Awesome
These are Python bindings to the Parma Polyhedra Library. They were extracted from the sagemath project, in order to be used in non-sage projects. This is GPL-licensed, as is Sagemath.
To build it you need to have both the ppl and gmp libraries installed in a place where distutils can find it. Then,
python setup.py build && python setup.py install
If you have trouble, try adding the desired paths to library_dirs in setup.py as a keyword argument to the Extension constructor.
To use it, simply import the module, create a matrix of Fractions or integers, and compute the double description !

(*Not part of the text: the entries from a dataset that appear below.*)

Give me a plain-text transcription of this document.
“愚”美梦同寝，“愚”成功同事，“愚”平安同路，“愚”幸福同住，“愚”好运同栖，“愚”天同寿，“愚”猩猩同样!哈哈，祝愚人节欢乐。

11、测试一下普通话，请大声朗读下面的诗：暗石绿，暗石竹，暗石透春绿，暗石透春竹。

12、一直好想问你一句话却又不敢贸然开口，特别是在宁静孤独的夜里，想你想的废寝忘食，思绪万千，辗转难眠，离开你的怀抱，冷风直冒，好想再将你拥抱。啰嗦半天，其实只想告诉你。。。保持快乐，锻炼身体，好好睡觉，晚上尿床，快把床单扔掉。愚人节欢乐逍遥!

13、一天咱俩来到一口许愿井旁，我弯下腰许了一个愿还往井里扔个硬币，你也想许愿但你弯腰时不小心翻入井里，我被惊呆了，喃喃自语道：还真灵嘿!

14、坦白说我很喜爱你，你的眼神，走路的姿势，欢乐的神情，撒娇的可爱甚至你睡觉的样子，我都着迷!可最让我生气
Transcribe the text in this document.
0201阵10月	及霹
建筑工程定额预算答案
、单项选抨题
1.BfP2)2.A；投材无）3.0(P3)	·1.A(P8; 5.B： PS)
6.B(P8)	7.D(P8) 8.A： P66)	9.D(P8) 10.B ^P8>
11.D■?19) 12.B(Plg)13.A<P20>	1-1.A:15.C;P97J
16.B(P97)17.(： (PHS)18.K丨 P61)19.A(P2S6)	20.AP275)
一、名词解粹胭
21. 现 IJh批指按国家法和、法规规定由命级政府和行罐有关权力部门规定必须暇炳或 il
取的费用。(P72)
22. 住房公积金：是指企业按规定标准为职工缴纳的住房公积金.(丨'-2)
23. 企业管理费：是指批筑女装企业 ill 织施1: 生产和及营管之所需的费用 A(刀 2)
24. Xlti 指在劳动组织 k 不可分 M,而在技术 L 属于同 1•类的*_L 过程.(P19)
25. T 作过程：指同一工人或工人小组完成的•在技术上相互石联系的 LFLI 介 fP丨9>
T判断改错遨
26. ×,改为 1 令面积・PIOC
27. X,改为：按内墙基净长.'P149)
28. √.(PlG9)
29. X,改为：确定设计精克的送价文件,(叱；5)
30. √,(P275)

from pyparma import Polyhedron
import numpy as np
from fractions import Fraction
fractionize = np.vectorize(lambda x: Fraction(str(x)))
A = fractionize(np.random.rand(50,3))
poly = Polyhedron(hrep=A)
print poly.hrep()
Both H-representation and V-representation follow the CDD format i.e.:
- H_rep = [b | A] where the polyhedron is defined by b + A x >= 0
- V_rep = [t | V] where V are the stacked vertices (Horizontal vectors) and t is the type: 1 for points, 0 for rays/lines.
To run the tests, simply run:
nosetests
From the top-level directory. To run the tests, you need to have the CDD library installed. I assume that you installed the version that comes with the pycddlib bindings.